By employing a special p-doping planar diffusion process, it is possible to 
fabricate the contacting zone 15 to which the reference potential of the 
substrate 6 is applied, and to which the gate electrode 1 of the MOSFET T1 
is to be connected, as is illustrated in FIG. 2. For this purpose, and for 
manufacturing the further connections as shown in FIG. 1, the conductor 
leads 16 are deposited, of which one, for example, contacts the source 
electrode of the MOSFET T2 with the substrate 6. 
For solving the problem underlying the invention, it is moreover necessary 
to observe a special ratio r.sub.12 of the W/L ratios of the two MOSFETs 
T1 and T2. This ratio r.sub.12 shall be lying between 1.10 and 1.40. 

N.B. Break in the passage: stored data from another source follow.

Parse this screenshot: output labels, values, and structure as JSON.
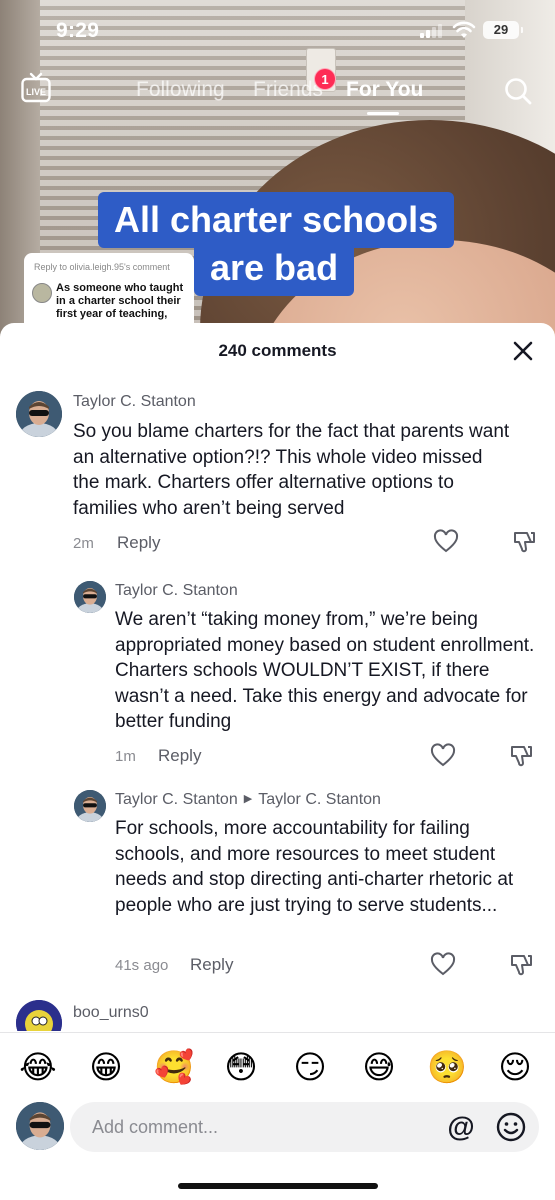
{
  "status_bar": {
    "time": "9:29",
    "battery": "29"
  },
  "top_nav": {
    "live_label": "LIVE",
    "tabs": [
      {
        "label": "Following",
        "active": false
      },
      {
        "label": "Friends",
        "active": false,
        "badge": "1"
      },
      {
        "label": "For You",
        "active": true
      }
    ]
  },
  "video": {
    "caption_lines": [
      "All charter schools",
      "are bad"
    ],
    "reply_sticker": {
      "label": "Reply to olivia.leigh.95's comment",
      "text": "As someone who taught in a charter school their first year of teaching,"
    }
  },
  "comments_sheet": {
    "title": "240 comments",
    "comments": [
      {
        "author": "Taylor C. Stanton",
        "text": "So you blame charters for the fact that parents want an alternative option?!? This whole video missed the mark. Charters offer alternative options to families who aren’t being served",
        "time": "2m",
        "reply_label": "Reply"
      },
      {
        "author": "Taylor C. Stanton",
        "text": "We aren’t “taking money from,” we’re being appropriated money based on student enrollment. Charters schools WOULDN’T EXIST, if there wasn’t a need. Take this energy and advocate for better funding",
        "time": "1m",
        "reply_label": "Reply"
      },
      {
        "author": "Taylor C. Stanton",
        "reply_to": "Taylor C. Stanton",
        "text": "For schools, more accountability for failing schools, and more resources to meet student needs and stop directing anti-charter rhetoric at people who are just trying to serve students...",
        "time": "41s ago",
        "reply_label": "Reply"
      },
      {
        "author": "boo_urns0"
      }
    ],
    "emojis": [
      "😂",
      "😁",
      "🥰",
      "😳",
      "😏",
      "😅",
      "🥺",
      "😌"
    ],
    "input": {
      "placeholder": "Add comment...",
      "mention_symbol": "@"
    }
  }
}
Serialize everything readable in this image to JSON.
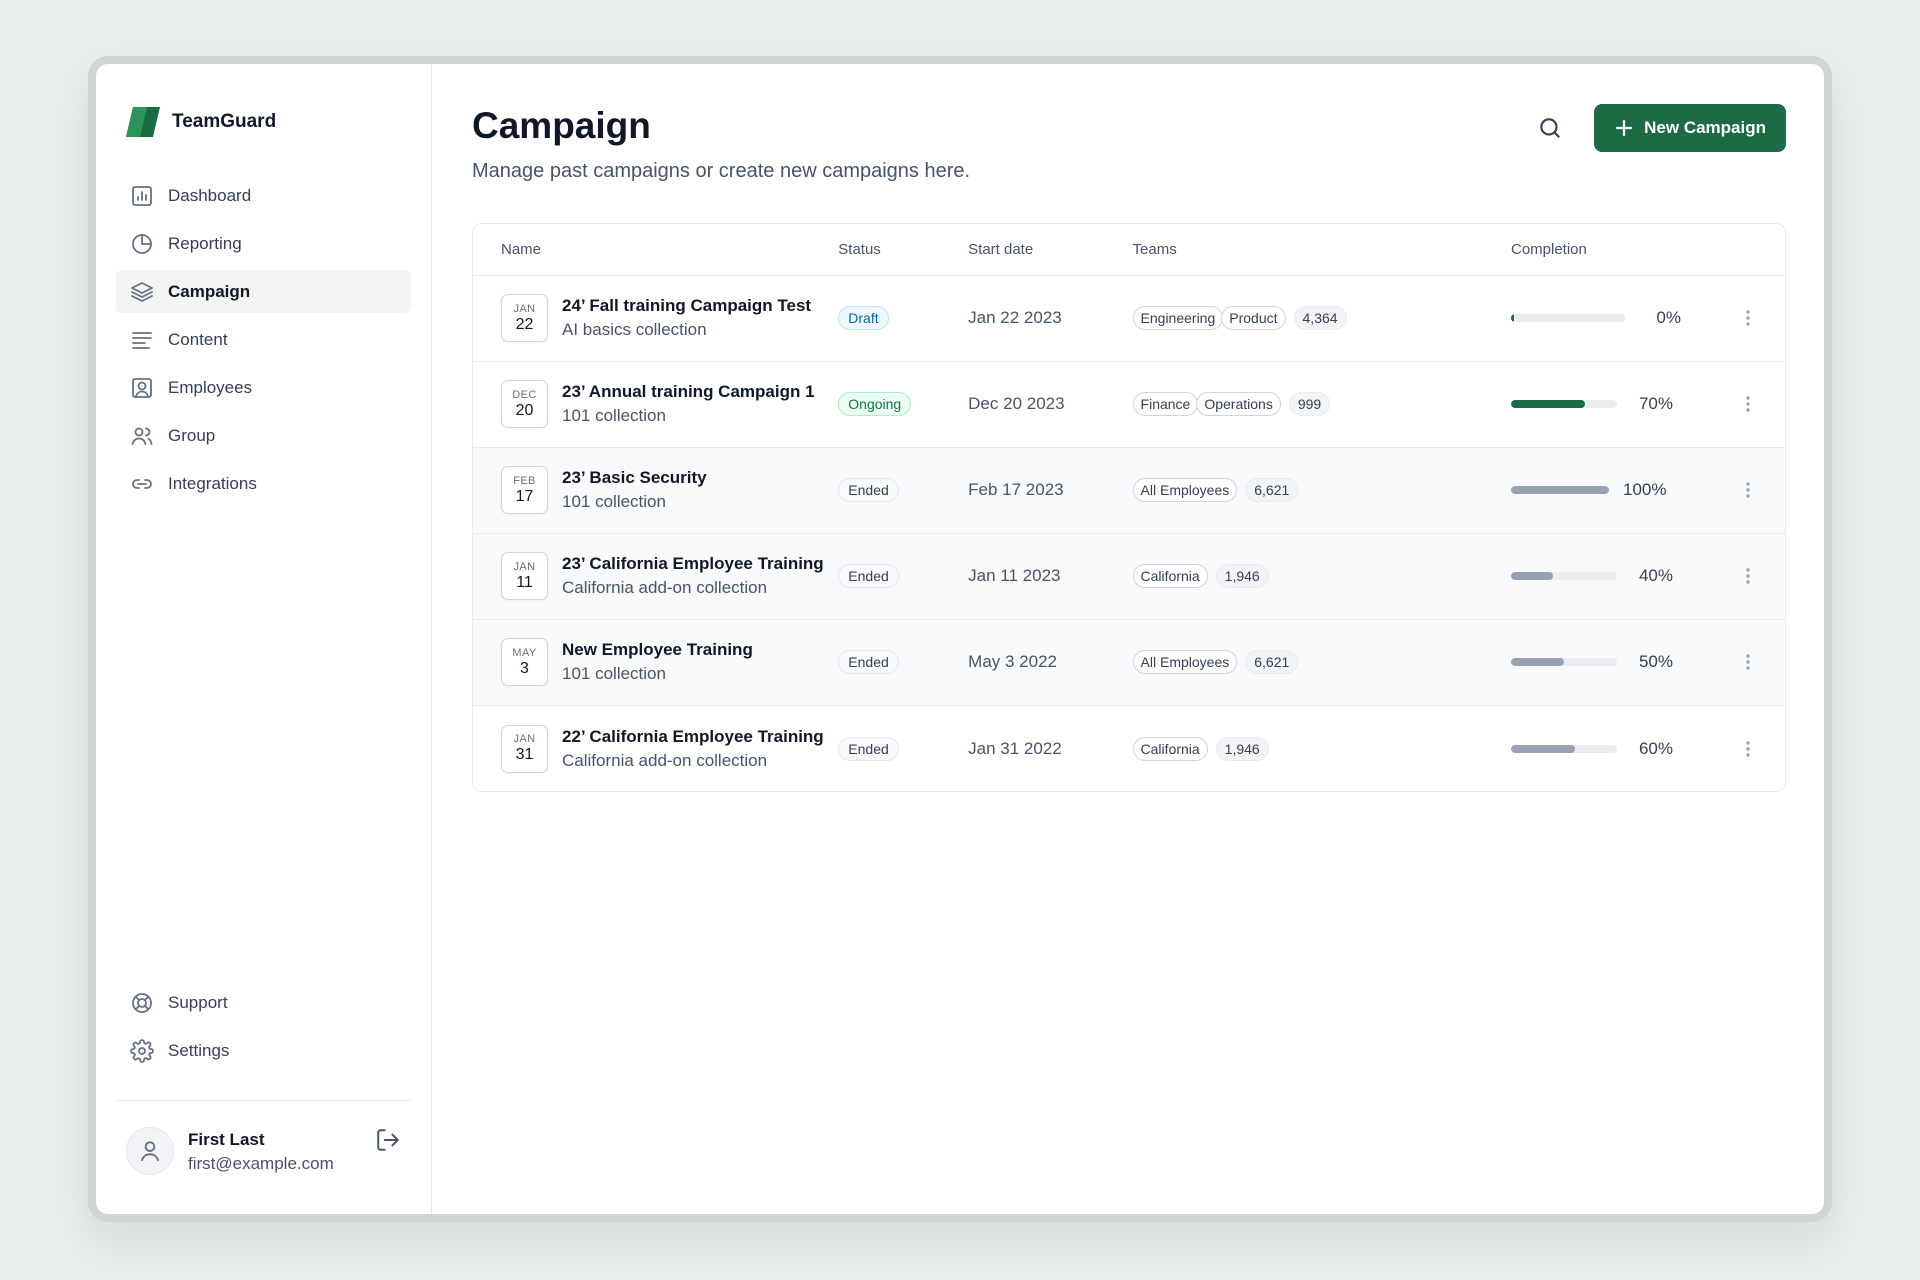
{
  "brand": {
    "name": "TeamGuard",
    "accent": "#1c6b44"
  },
  "sidebar": {
    "items": [
      {
        "label": "Dashboard",
        "icon": "bar-chart-square-icon",
        "active": false
      },
      {
        "label": "Reporting",
        "icon": "pie-chart-icon",
        "active": false
      },
      {
        "label": "Campaign",
        "icon": "layers-icon",
        "active": true
      },
      {
        "label": "Content",
        "icon": "align-left-icon",
        "active": false
      },
      {
        "label": "Employees",
        "icon": "user-square-icon",
        "active": false
      },
      {
        "label": "Group",
        "icon": "users-icon",
        "active": false
      },
      {
        "label": "Integrations",
        "icon": "link-icon",
        "active": false
      }
    ],
    "bottom_items": [
      {
        "label": "Support",
        "icon": "life-buoy-icon"
      },
      {
        "label": "Settings",
        "icon": "gear-icon"
      }
    ],
    "user": {
      "name": "First Last",
      "email": "first@example.com"
    }
  },
  "main": {
    "title": "Campaign",
    "subtitle": "Manage past campaigns or create new campaigns here.",
    "new_button_label": "New Campaign",
    "table": {
      "columns": [
        "Name",
        "Status",
        "Start date",
        "Teams",
        "Completion"
      ],
      "rows": [
        {
          "month": "JAN",
          "day": "22",
          "title": "24’ Fall training Campaign Test",
          "collection": "AI basics collection",
          "status": "Draft",
          "start_date": "Jan 22 2023",
          "teams": [
            "Engineering",
            "Product"
          ],
          "team_count": "4,364",
          "completion": 0,
          "completion_label": "0%"
        },
        {
          "month": "DEC",
          "day": "20",
          "title": "23’ Annual training Campaign 1",
          "collection": "101 collection",
          "status": "Ongoing",
          "start_date": "Dec 20 2023",
          "teams": [
            "Finance",
            "Operations"
          ],
          "team_count": "999",
          "completion": 70,
          "completion_label": "70%"
        },
        {
          "month": "FEB",
          "day": "17",
          "title": "23’ Basic Security",
          "collection": "101 collection",
          "status": "Ended",
          "start_date": "Feb 17 2023",
          "teams": [
            "All Employees"
          ],
          "team_count": "6,621",
          "completion": 100,
          "completion_label": "100%"
        },
        {
          "month": "JAN",
          "day": "11",
          "title": "23’ California Employee Training",
          "collection": "California add-on collection",
          "status": "Ended",
          "start_date": "Jan 11 2023",
          "teams": [
            "California"
          ],
          "team_count": "1,946",
          "completion": 40,
          "completion_label": "40%"
        },
        {
          "month": "MAY",
          "day": "3",
          "title": "New Employee Training",
          "collection": "101 collection",
          "status": "Ended",
          "start_date": "May 3 2022",
          "teams": [
            "All Employees"
          ],
          "team_count": "6,621",
          "completion": 50,
          "completion_label": "50%"
        },
        {
          "month": "JAN",
          "day": "31",
          "title": "22’ California Employee Training",
          "collection": "California add-on collection",
          "status": "Ended",
          "start_date": "Jan 31 2022",
          "teams": [
            "California"
          ],
          "team_count": "1,946",
          "completion": 60,
          "completion_label": "60%"
        }
      ]
    }
  }
}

In fabricating integrated reference voltage sources according to the 
invention, a certain variation of the r-values, of course, cannot be 
avoided, which has effects upon certain, though small variations of the 
reference voltage Ur. 
FIG. 3 shows the circuit of a further embodiment of the monolithic 
integrated reference voltage source according to the invention. On 
principle, the circuit according to FIG. 3 represents a series arrangement 
of two reference voltage sources according to FIG. 1, with the reference 
voltage Ur of the first reference source containing the MOSFETs T1 and T2 
being connected to the gate electrode of a third n-channel 
enhancement-type MOSFET T3 of a further drain-source series arrangement of 
this MOSFET T3 with a fourth n-channel depletion-type MOSFET T4 connected 
on the supply-voltage side. The gate electrode of this last-mentioned 
MOSFET T4 is connected in the same way as that of the MOSFET T1 of the 
first series arrangement T1 and T2, to the reference voltage. Of course, 
there is missing a corresponding connection of the gate electrode of the 
third enhancement-type MOSFET T3 lying on the reference voltage side, to 
the connecting point 9 of the series arrangement, from which a further 
reference voltage Ur' is taken off. 
The reference voltage source according to FIG. 3 can be realized in the 
same way as the one according to FIG. 1, by employing the generally known 
silicon gate technology. In both cases, however, it would also be possible 
to employ the known aluminum technology, in which gate electrodes of 
aluminum are used.